Making a Scene presents an Interview with Frank Bey!
Born and raised in Millen, Georgia, Frank Bey began his singing career performing gospel at the tender age of 4. Along with his brother and two cousins, their group “The Rising Sons” toured around The South making live appearances as well as radio broadcasts. At age 17 he joined the Otis Redding Revue working as the opening act for several years. During his time with Otis Redding, Frank learned to captivate and mesmerize an audience with a song.
In the early 1970s, he formed a tight-knit radical funk group – Moorish Vanguard. But in a record deal gone wrong with James Brown, it all fell apart. Abandoned by his closest friends, Frank quit singing for 17 years. Eventually, Frank would find that he could never walk away from his dream. He returned to music, and despite a sudden battle with kidney failure, connected with an internationally touring blues band.
On stage, whether for hundreds at international music festivals or dozens at a local church, Frank Bey is radiant, powerful, and generous. His perfectly self-tailored suits are as sharp and polished as his smooth baritone voice. Off stage, one might just miss Frank. He’s quiet, humble and focused.
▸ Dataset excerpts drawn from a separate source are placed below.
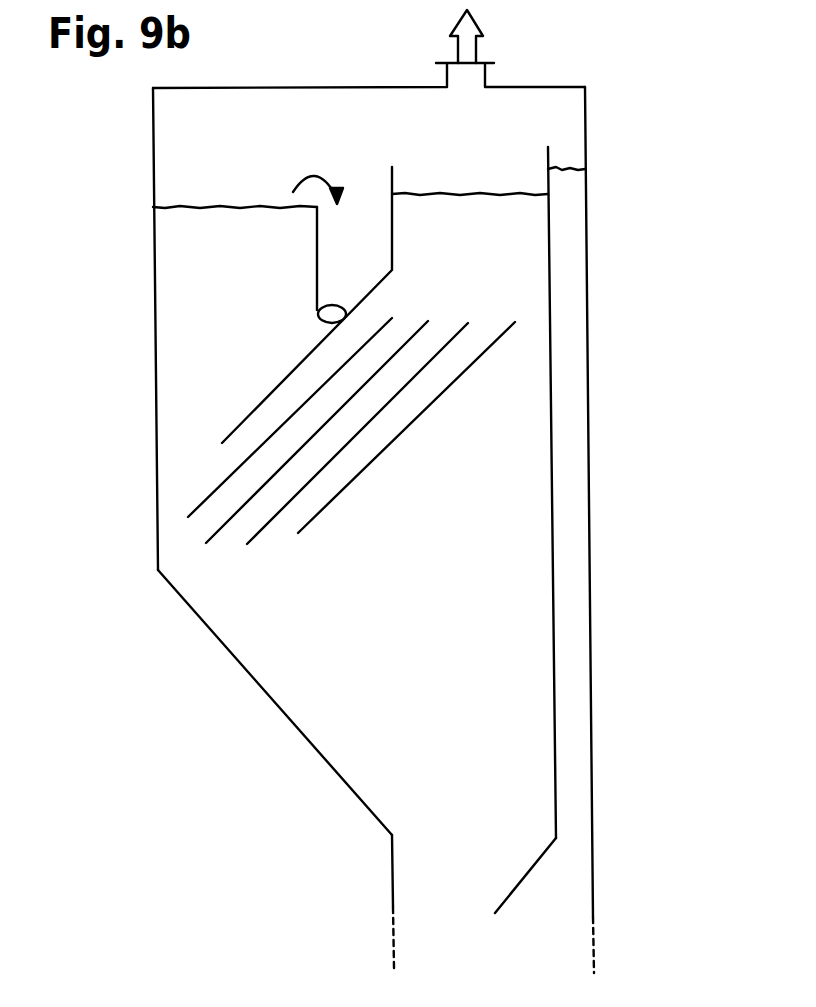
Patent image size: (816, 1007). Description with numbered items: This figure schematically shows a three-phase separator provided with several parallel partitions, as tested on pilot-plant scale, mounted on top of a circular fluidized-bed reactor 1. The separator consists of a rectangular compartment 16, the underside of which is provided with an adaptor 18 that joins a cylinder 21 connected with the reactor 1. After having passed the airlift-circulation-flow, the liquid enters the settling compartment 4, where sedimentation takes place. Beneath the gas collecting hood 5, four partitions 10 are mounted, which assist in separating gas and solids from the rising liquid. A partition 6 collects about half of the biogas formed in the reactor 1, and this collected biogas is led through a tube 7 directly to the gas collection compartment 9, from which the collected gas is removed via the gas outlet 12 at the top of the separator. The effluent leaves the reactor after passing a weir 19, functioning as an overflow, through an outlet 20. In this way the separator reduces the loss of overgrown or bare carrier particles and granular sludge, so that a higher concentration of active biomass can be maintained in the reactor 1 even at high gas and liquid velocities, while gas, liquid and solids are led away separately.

The fluidized-bed reactor 1 is at (390, 950).
The settling compartment 4 is at (235, 258).
The gas collecting hood 5 is at (303, 360).
The partition 6 is at (518, 883).
The tube 7 is at (570, 502).
The gas collection compartment 9 is at (385, 278).
The partitions 10 is at (398, 312).
The gas outlet 12 is at (484, 21).
The rectangular compartment 16 is at (155, 302).
The adaptor 18 is at (282, 713).
The weir 19 is at (317, 203).
The outlets 20 is at (332, 303).
The cylinder 21 is at (392, 878).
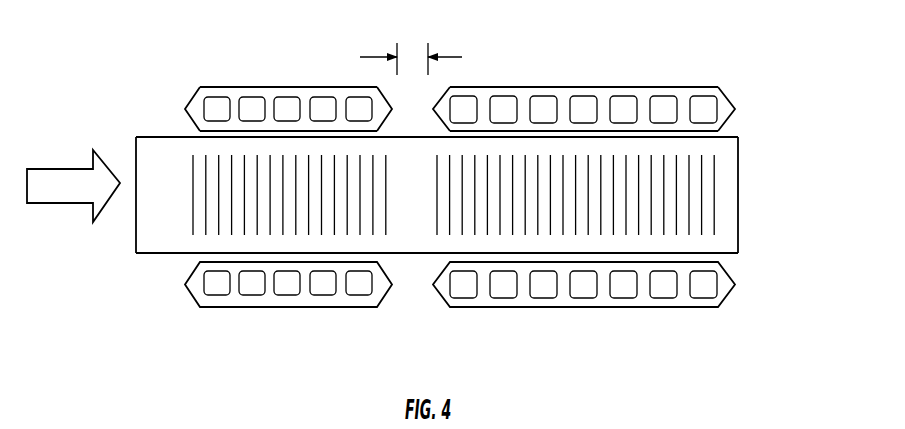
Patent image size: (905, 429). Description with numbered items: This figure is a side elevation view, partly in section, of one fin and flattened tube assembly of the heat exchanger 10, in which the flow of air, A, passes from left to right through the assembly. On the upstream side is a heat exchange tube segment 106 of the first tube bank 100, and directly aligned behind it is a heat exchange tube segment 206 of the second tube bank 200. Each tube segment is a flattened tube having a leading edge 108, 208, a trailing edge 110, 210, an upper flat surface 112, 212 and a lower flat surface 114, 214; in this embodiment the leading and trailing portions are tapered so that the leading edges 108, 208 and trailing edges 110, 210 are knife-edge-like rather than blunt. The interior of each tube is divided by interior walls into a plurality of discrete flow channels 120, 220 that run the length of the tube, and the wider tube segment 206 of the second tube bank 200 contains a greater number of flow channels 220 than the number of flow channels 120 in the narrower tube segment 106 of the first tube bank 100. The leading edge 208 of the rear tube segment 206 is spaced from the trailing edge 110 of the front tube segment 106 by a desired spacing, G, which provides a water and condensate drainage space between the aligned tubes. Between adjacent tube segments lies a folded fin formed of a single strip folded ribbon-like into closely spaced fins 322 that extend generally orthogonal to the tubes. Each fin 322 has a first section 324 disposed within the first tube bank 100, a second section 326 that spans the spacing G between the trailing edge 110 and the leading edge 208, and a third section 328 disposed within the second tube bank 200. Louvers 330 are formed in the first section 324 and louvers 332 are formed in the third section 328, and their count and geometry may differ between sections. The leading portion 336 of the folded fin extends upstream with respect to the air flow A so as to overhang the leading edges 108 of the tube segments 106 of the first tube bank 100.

The heat exchanger 10 is at (444, 223).
The first tube bank 100 is at (281, 196).
The second tube bank 200 is at (603, 198).
The heat exchange tube segment 106 is at (287, 69).
The leading edge 108 is at (188, 104).
The trailing edge 110 is at (392, 98).
The upper flat surface 112 is at (253, 86).
The lower flat surface 114 is at (233, 307).
The discrete flow channels 120 is at (288, 108).
The heat exchange tube segment 206 is at (603, 99).
The leading edge 208 is at (436, 112).
The trailing edge 210 is at (736, 104).
The upper flat surface 212 is at (483, 86).
The lower flat surface 214 is at (629, 307).
The discrete flow channels 220 is at (508, 100).
The fins 322 is at (182, 142).
The first section 324 is at (198, 243).
The second section 326 is at (415, 240).
The third section 328 is at (712, 148).
The louvers 330 is at (385, 183).
The louvers 332 is at (710, 190).
The leading portion 336 is at (147, 153).
The air flow A is at (93, 224).
The spacing G is at (419, 58).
He walks with a cane, but is still dressed to a “T”, partly because he only has room for show clothes in the closet of his tiny apartment.
Frank was nominated in 2014 for Soul Blues Artist of the Year and for Soul Blues Album of the year for his album with the Bey Paule Band, “Soul For Your Blues.” He was again nominated in 2016 for Soul Blues Artist of the Year and for Soul Blues Album, “Not Going Away”, also with the Bey Paule Band.